The Delhi HC had held that WhatsApp users could opt out of the service before September 25, 2016 — the date when the service and protection terms were to be updated. A Delhi HC bench of chief justice  G Rohini and Justice Sangeeta Sehgal had directed WhatsApp to delete all data related to those who exited the service by September 25, 2016.

The Delhi HC had also directed the TRAI to look into framing guidelines for the internet messaging applications. Such rules would not only impact WhatsApp but also other internet messaging services such as Signal, Telegram, Facebook Messenger and Blackberry Messenger, though the users of these services are far less in number.

WhatsApp had told the Delhi HC that it stores messages only until they are delivered. The only loophole is that Whatsapp may store a photo, video or any other multimedia message on its server for a longer period if it is being shared widely, which includes ‘viral videos’. 

In the absence of any statutory guidelines, this gives it a wide ambit to store messages on its servers.
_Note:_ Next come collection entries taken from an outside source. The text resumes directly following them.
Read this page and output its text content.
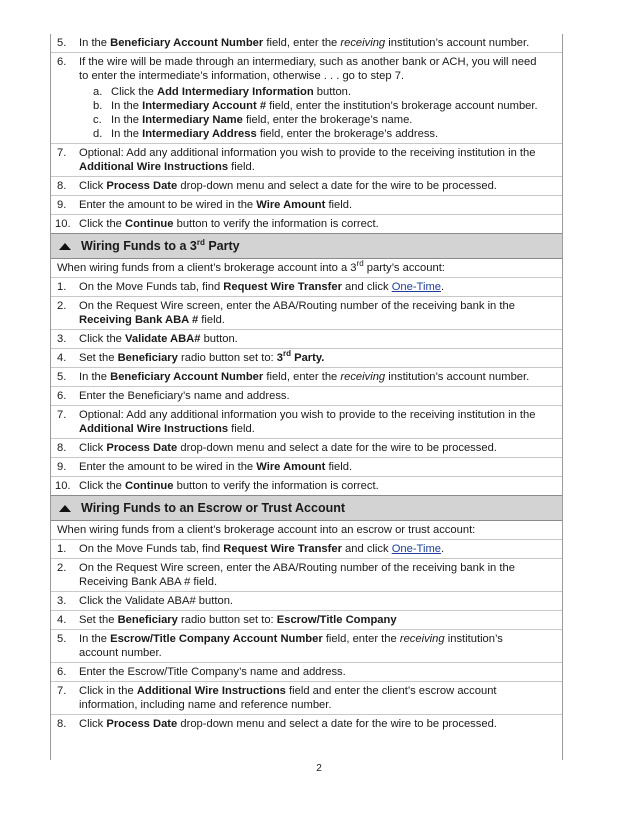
5. In the Beneficiary Account Number field, enter the receiving institution’s account number.
6. If the wire will be made through an intermediary, such as another bank or ACH, you will need
to enter the intermediate’s information, otherwise . . . go to step 7.
a. Click the Add Intermediary Information button.
b. In the Intermediary Account # field, enter the institution’s brokerage account number.
c. In the Intermediary Name field, enter the brokerage’s name.
d. In the Intermediary Address field, enter the brokerage’s address.
7. Optional: Add any additional information you wish to provide to the receiving institution in the
Additional Wire Instructions field.
8. Click Process Date drop-down menu and select a date for the wire to be processed.
9. Enter the amount to be wired in the Wire Amount field.
10. Click the Continue button to verify the information is correct.
Wiring Funds to a 3rd Party
When wiring funds from a client’s brokerage account into a 3rd party’s account:
1. On the Move Funds tab, find Request Wire Transfer and click One-Time.
2. On the Request Wire screen, enter the ABA/Routing number of the receiving bank in the
Receiving Bank ABA # field.
3. Click the Validate ABA# button.
4. Set the Beneficiary radio button set to: 3rd Party.
5. In the Beneficiary Account Number field, enter the receiving institution’s account number.
6. Enter the Beneficiary’s name and address.
7. Optional: Add any additional information you wish to provide to the receiving institution in the
Additional Wire Instructions field.
8. Click Process Date drop-down menu and select a date for the wire to be processed.
9. Enter the amount to be wired in the Wire Amount field.
10. Click the Continue button to verify the information is correct.
Wiring Funds to an Escrow or Trust Account
When wiring funds from a client’s brokerage account into an escrow or trust account:
1. On the Move Funds tab, find Request Wire Transfer and click One-Time.
2. On the Request Wire screen, enter the ABA/Routing number of the receiving bank in the
Receiving Bank ABA # field.
3. Click the Validate ABA# button.
4. Set the Beneficiary radio button set to: Escrow/Title Company
5. In the Escrow/Title Company Account Number field, enter the receiving institution’s
account number.
6. Enter the Escrow/Title Company’s name and address.
7. Click in the Additional Wire Instructions field and enter the client’s escrow account
information, including name and reference number.
8. Click Process Date drop-down menu and select a date for the wire to be processed.
2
Some of the protection features are not easy to understand for a multitude of Indian users.

In November 2016, WhatsApp announced that its active user base in India is around 16 crore (around 13 per cent of the country’s population) and rising. India has around 15.5 crore active users.

A majority of these users may not be conversant with English and many use just videos, photos and voice messages or data calls to communicate though WhatsApp is available in 10 local languages. There are more than a billion WhatsApp users worldwide and India is Whatsapp’s largest market which had a projected internet penetration of 37 crore by 2016.

The Right to Privacy is still pending before the Supreme Court. In 2015, a Supreme Court three-judge bench referred it to a larger bench for determining the constitutionality of the demand. 

However, the Right to Privacy issue raised before the apex court was predominantly on the question of government access to data and how the government uses and protects that data in context of the Aadhar facilities. But, the Supreme Court has wide powers to rule on both how the government uses and protects data of citizens as well as whom its shares the data with including private users.

In the Aadhar case, the Attorney General of India had told the Court that privacy could not be construed as a fundamental right of citizens. 

Recently, several news reports had pointed out that a private telecom player seemed to have access to secure Aadhar details. Biometric scans of applicants had flashed some of their details that were supposed to be only with the government.